契約不適合責任

方法として、
瑕疵担保責任(請負契約)に基づく瑕疵修補又は損害賠償(旧民634条)は、債権法改正により実質削除。
売買の準用でカバーできるため請負人の担保責任は、通常の債務不履行責任と同質となる。
追完請求・代金減額請求が加わる。
「瑕疵」は、「契約不適合」に用語が改められる。

一方、
不法行為に基づく損害賠償請求によるかの判断は「建物としての基本的な安全性を損なう瑕疵」を検討。

最判平成19年7月6日民集61巻5号1769頁
最判平成23年7月21日民集237号293頁

設計者、施工者及び工事監理者は、建物の基本的な安全性が欠けないよう配慮する義務を負う。
区分所有者に限らず、契約関係にない居住者等に対しても同様。
さらに、「建物に基本的な安全性を損なう瑕疵」がある場合、不法行為責任が成立。

「建物としての基本的な安全性を損なう瑕疵」は、現実的に危険な場合に限らない。
放置すれは居住者等の生命・身体・財産に対する危険が現実化する場合、「建物としての基本的な安全性を損なう瑕疵」に該当。
構造耐力上の瑕疵に限らない。

例えば、
外壁が剥落して通行人にあたる
開口部・ベランダ・階段の瑕疵により建物の利用者が転落
漏水・有害物質の発生により建物利用者の健康財産を損なう危険

建物の美観・居住者の居住環境の快適さを損なうにとどまる瑕疵は、「建物に基本的な安全性を損なう瑕疵」に該当しない。

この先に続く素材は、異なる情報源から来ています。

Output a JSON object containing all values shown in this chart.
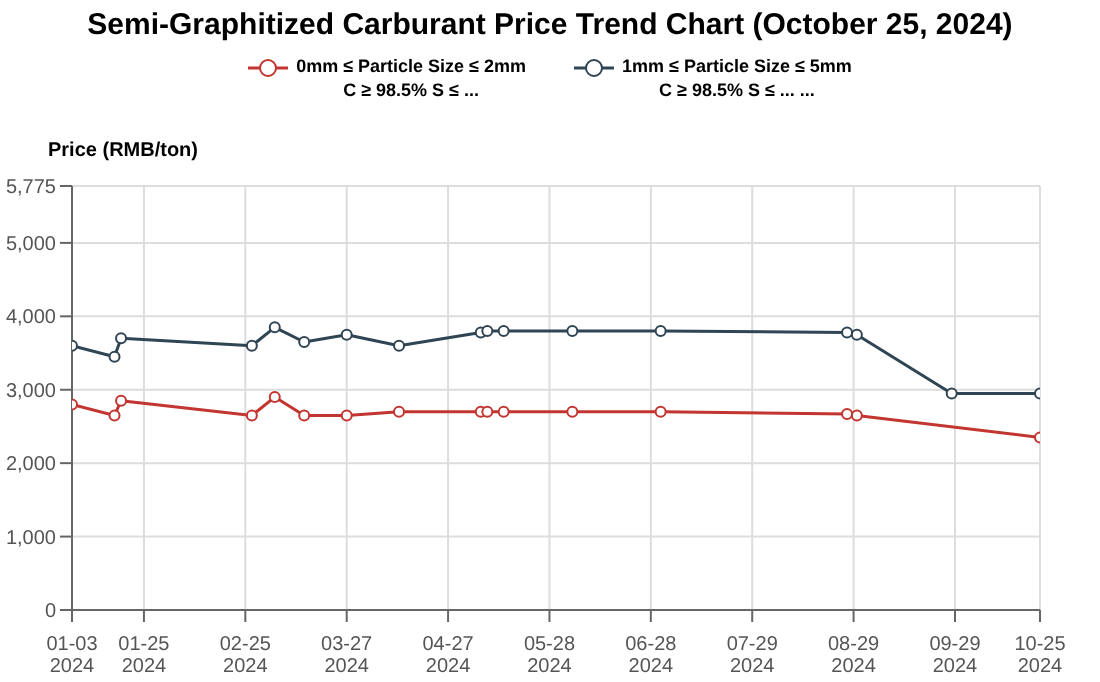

構造耐力に関わる瑕疵は、建物建築中から留意する必要がある。
建物の構造耐力に関わらない瑕疵も含むので、構造図の調査のみでは不足。

長期修繕計画作成は、新築マンションの場合、設計図書、工事請負契約書による請負代金内訳書及び数量計算書等を参考にする。
既存マンションの場合、保管されている設計図書のほか、修繕の履歴、劣化状況の調査・診断の結果に基づいて、計画期間の推定修繕工事の内容、時期、概算の費用等に関し計画を定める。
マンション販売時・分譲会社からの設計図書の引渡しは、平成13年から義務化。

長期修繕計画の見直しは、設計図書、修繕履歴の資料調査、現地調査、必要により区分所有者に対するアンケート調査を行い、建物及び設備の劣化状況、区分所有者の要望の現状を把握し作成する。